Osteoporosis Management during COVID-19

Throughout the coming months, people living with osteoporosis will require ongoing treatment, and it is critical patients remain fully compliant with their medication and treatment for managing osteoporosis and bone health.

As the Australian healthcare sector continues to deal with the current COVID-19 situation, the Federal Government is working with medical groups to expand telehealth availability and consultations with GPs and medical specialists via telephone /video conferencing for patients needing to see their GP or specialist. The AMA urges chronic disease patients to visit their GP or specialist for ongoing management.

Professor Peter Ebeling AO, Medical Director of Osteoporosis Australia says, “We need to ensure our patients are taking medication as advised and getting prescriptions filled on time. However, we also know patients may be reluctant to attend GPs in person for parenteral osteoporosis therapy due to fear of COVID-19, choosing telemedicine consultations instead”.

Professor Ebeling says, “It is very important that 6-monthly denosumab injections are not delayed by more than 4 weeks. If patients will not attend their GP for their denosumab injections, two alternatives exist: first, any nurse can safely administer the injection; second, for patients unable to receive an injection then the patient can be sent a prescription for an oral bisphosphonate, which can be taken until they feel comfortable about re-attending their GP to restart denosumab injections. When the COVID pandemic is over patients can be swapped back to denosumab with the first injection at time next oral tablet is due.”

At this unprecedented time an alternate option may also be for patients to be advised by their GP/specialist how to self-inject. (note: to assist doctors wanting this option with suitable patients, information for GPs and their patients, including a how-to-inject video, has been made available at the company product website www.myprolong.com.au/covid19 using the password learn)

If patients are unable to have their injection and are changed to an oral bisphosphonate (for example alendronate weekly or risedronate weekly or risedronate monthly) the first dose should be taken around the time of the “missed” denosumab dose or as soon as practical after that.

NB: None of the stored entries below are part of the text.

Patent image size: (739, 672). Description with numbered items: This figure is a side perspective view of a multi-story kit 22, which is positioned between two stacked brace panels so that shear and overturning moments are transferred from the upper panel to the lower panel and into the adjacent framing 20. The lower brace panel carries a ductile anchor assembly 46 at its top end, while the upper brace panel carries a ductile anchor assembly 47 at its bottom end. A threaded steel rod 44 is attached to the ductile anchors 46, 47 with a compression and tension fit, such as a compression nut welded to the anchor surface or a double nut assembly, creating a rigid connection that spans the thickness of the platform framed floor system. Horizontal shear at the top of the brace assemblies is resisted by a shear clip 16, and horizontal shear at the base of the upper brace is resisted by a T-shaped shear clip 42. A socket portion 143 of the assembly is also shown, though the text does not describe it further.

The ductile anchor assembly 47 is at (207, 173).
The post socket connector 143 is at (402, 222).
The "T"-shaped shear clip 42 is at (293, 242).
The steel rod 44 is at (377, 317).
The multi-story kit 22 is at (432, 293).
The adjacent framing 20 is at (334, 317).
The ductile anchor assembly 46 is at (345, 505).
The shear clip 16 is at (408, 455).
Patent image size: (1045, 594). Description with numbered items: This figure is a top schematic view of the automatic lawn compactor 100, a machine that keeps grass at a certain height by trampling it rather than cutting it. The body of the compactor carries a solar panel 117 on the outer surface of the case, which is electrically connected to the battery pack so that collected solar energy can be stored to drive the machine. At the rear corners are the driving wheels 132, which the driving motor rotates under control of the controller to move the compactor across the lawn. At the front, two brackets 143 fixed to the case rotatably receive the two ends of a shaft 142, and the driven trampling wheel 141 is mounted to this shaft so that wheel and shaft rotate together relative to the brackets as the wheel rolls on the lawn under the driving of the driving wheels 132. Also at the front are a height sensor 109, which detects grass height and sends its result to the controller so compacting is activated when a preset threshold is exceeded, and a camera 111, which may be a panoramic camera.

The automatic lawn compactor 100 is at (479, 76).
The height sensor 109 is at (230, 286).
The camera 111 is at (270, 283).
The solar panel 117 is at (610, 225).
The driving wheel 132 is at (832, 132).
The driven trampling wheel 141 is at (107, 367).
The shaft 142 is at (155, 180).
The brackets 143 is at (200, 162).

Additionally, as per current practice, the majority of patients on zoledronic acid infusions are conducted by specialists in hospitals. Patients enquiring about their infusion should consult directly with their prescribing doctor. Delays in infusions (by several months) is likely to be acceptable to some specialists but is dependent on the prescribing doctor.

Greg Lyubomirsky, CEO Osteoporosis Australia says the organisation remains committed to helping osteoporosis patients throughout the COVID-19 crisis with a clear message focussing on medication compliance. Greg says, “We know by keeping patients up to date with their medication we can manage their condition and reduce fractures, thereby avoiding pressure on our already stretched hospital system.”